И тут я вспомнил. Конечно. Что-то вроде: «То, что я испытываю, нельзя назвать любовью – это больше любви». Ответ надо было подложить под какой – то булыжник. Я, разумеется, не ответил.

– Какие страсти, боже! – усмехнулся я. – Но ты-то, ты-то, что же, не любила меня?

– Любила. Но я сразу двоих любила – тебя и Вовку. Мне было легче. А она только тебя, только тебя. Страшно!

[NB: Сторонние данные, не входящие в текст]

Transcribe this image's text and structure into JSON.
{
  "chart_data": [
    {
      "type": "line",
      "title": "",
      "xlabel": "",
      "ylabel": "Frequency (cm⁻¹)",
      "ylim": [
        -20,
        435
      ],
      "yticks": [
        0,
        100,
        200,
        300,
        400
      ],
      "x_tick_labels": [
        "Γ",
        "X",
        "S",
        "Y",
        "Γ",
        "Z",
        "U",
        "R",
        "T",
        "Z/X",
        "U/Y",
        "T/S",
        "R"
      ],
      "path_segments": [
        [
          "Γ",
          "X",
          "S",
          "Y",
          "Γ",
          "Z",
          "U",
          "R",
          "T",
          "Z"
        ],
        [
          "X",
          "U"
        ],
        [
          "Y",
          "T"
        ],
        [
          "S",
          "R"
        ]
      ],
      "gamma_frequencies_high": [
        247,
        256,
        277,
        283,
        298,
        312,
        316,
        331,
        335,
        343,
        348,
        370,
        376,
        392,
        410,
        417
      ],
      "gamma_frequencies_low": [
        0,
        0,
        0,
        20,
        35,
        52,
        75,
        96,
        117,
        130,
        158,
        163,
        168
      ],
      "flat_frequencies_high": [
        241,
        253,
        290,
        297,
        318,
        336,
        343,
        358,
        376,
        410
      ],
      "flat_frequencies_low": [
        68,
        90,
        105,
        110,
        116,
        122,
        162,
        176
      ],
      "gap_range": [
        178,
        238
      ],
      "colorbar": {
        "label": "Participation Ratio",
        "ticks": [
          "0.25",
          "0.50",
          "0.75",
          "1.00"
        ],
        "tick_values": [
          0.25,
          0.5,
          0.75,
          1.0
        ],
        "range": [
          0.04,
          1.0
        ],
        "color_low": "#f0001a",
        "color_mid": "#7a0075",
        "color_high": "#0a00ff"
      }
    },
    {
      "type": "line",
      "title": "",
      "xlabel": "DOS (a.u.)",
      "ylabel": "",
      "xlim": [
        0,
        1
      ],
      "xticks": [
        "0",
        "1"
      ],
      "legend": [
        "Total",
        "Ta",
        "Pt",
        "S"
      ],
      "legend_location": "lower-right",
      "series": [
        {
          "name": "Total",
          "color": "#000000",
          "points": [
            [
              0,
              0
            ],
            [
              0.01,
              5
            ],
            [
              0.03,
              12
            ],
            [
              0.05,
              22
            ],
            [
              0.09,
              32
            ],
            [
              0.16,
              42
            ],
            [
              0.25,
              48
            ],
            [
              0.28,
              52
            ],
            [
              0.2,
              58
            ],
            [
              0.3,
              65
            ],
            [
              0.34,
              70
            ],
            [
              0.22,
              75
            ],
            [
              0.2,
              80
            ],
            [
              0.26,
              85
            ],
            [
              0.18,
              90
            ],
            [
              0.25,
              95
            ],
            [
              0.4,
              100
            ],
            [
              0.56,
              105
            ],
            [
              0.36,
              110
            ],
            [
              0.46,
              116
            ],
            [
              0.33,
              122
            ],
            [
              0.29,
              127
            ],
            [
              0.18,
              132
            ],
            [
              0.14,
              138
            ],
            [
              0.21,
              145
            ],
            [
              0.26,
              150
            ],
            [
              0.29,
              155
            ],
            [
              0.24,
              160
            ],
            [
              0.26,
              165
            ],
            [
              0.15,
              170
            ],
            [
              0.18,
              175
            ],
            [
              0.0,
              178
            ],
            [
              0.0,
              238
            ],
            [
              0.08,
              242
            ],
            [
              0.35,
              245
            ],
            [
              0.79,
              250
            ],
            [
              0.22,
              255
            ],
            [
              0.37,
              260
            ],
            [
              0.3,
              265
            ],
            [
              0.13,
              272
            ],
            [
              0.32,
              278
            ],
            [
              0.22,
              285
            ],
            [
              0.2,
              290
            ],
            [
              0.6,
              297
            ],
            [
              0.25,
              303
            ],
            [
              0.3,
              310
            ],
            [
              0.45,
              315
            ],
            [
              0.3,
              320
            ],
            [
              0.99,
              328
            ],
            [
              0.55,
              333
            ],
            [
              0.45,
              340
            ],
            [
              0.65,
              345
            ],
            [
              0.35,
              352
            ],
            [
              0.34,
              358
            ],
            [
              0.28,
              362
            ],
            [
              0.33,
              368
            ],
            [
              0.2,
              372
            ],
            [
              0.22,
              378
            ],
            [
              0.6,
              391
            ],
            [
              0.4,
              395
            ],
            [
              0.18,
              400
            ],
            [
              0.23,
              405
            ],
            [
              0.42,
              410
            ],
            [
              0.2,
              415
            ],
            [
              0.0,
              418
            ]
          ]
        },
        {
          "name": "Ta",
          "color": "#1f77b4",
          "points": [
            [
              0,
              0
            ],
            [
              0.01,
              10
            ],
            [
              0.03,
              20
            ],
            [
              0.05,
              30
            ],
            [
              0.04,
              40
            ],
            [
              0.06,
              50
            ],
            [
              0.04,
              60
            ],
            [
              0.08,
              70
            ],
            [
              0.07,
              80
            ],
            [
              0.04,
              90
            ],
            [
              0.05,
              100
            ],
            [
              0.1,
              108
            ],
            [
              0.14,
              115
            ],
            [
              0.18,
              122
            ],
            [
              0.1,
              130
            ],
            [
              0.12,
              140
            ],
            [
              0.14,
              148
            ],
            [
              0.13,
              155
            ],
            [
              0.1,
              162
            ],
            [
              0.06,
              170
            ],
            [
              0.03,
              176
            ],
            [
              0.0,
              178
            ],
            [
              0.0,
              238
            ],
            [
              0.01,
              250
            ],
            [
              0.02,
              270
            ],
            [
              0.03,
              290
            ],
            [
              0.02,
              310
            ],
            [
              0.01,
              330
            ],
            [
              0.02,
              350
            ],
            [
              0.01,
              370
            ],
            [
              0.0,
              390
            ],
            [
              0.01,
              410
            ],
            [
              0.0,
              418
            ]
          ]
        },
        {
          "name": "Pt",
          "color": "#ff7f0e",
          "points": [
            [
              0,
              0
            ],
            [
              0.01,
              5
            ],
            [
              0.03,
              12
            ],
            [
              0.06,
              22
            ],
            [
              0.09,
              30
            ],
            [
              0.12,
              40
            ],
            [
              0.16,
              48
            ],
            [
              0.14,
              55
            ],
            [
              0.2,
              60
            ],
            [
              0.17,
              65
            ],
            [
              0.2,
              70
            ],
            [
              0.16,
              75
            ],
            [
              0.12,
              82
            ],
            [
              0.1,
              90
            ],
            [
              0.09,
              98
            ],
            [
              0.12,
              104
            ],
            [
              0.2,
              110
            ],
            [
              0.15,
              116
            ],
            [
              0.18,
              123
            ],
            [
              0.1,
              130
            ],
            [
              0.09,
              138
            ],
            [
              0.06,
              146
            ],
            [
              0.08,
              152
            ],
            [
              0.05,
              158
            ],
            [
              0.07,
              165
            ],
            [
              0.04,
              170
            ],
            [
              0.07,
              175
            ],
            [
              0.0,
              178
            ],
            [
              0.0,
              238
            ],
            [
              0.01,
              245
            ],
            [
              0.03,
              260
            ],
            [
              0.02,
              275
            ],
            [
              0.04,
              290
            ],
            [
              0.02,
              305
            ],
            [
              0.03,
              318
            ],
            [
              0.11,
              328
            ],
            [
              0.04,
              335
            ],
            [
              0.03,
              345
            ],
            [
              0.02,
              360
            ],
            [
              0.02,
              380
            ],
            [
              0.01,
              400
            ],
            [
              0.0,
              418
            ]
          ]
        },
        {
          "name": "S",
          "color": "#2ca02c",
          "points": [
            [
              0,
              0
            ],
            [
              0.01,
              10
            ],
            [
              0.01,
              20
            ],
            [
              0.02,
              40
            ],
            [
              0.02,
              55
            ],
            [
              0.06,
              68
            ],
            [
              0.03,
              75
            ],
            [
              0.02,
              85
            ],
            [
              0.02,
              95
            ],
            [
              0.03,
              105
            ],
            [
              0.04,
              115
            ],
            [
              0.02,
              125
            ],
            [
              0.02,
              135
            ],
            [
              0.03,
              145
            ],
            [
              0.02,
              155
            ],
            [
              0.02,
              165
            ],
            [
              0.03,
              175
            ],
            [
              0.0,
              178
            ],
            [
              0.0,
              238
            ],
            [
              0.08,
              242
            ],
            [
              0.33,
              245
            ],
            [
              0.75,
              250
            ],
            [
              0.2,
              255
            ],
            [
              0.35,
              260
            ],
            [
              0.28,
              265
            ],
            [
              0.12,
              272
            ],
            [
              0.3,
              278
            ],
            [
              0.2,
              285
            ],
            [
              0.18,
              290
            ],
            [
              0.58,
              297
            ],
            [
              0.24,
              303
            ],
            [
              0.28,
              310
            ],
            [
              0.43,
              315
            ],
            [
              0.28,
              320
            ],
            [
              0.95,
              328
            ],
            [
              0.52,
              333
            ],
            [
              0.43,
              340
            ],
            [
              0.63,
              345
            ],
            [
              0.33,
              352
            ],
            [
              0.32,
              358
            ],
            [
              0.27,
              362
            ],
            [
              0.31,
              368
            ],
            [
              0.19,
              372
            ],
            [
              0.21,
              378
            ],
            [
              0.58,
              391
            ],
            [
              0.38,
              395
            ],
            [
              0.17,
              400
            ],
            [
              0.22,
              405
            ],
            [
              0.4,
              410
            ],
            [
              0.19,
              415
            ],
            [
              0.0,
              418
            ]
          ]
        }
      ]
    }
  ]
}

Обеденный перерыв кончился. Надя упорхнула в свой богатый магазин, поцеловав на прощание. Было ни горько, ни смешно. Жизнь в очередной раз прошумела в памяти. Вот еще одно имя – Катюша. Выходила на берег…

Из дневника

Люди не встречаются друг с другом. Как корабли. И слава богу. Что происходит после первого нежного соприкосновения, мы все знаем. Мы ведь все, увы, неповоротливы и тверды. Каждый к тому же следует своим курсом. И у каждого на борту написано: не трогай меня!

Хотя, конечно, море – единственное место, где мы можем осязательно представить округлость земли. А там, за выпуклым краем, который называется горизонтом, ждет мнимая, как и он сам, встреча. Туда и плывем.

Но мы обманываем себя. Мы плывем не туда. Мы плывем к звезде.

Из дневника

Хочу понять стиль времени. Как и из чего произрастает. Почему моду на самоубийства сменяет мода на оздоровительный бег трусцой? Почему, словно предчувствуя падение монархии, но опережая его, на смену замысловатому, избыточному барокко и геометрически монументальному ампиру пришел уютный модерн? Опера после исчезновения барокко держалась еще полтора века, но потом все же уступила. Музыка не уступила, но из филармоний переселилась в репродукторы и теперь сопровождает нас в транспорте и за чаем. По какой причине полубокс был заменен канадкой, а канадка – хипповскими кудрями и простоволосостью? Почему в эротических претензиях короткие юбки победили декольте, и детские бобочки исчезли бесследно, как динозавры? Городки уступили дворовому волейболу, тот – баскетболу, их всегда клал на лопатки длиннотрусый футбол, который, однако, был потеснен стремительным хоккеем, но пластика фигурного катания победила и его, как прекрасная женщина равнодушно побеждает мужчину. Однако срок ее молодости был короток. Почему?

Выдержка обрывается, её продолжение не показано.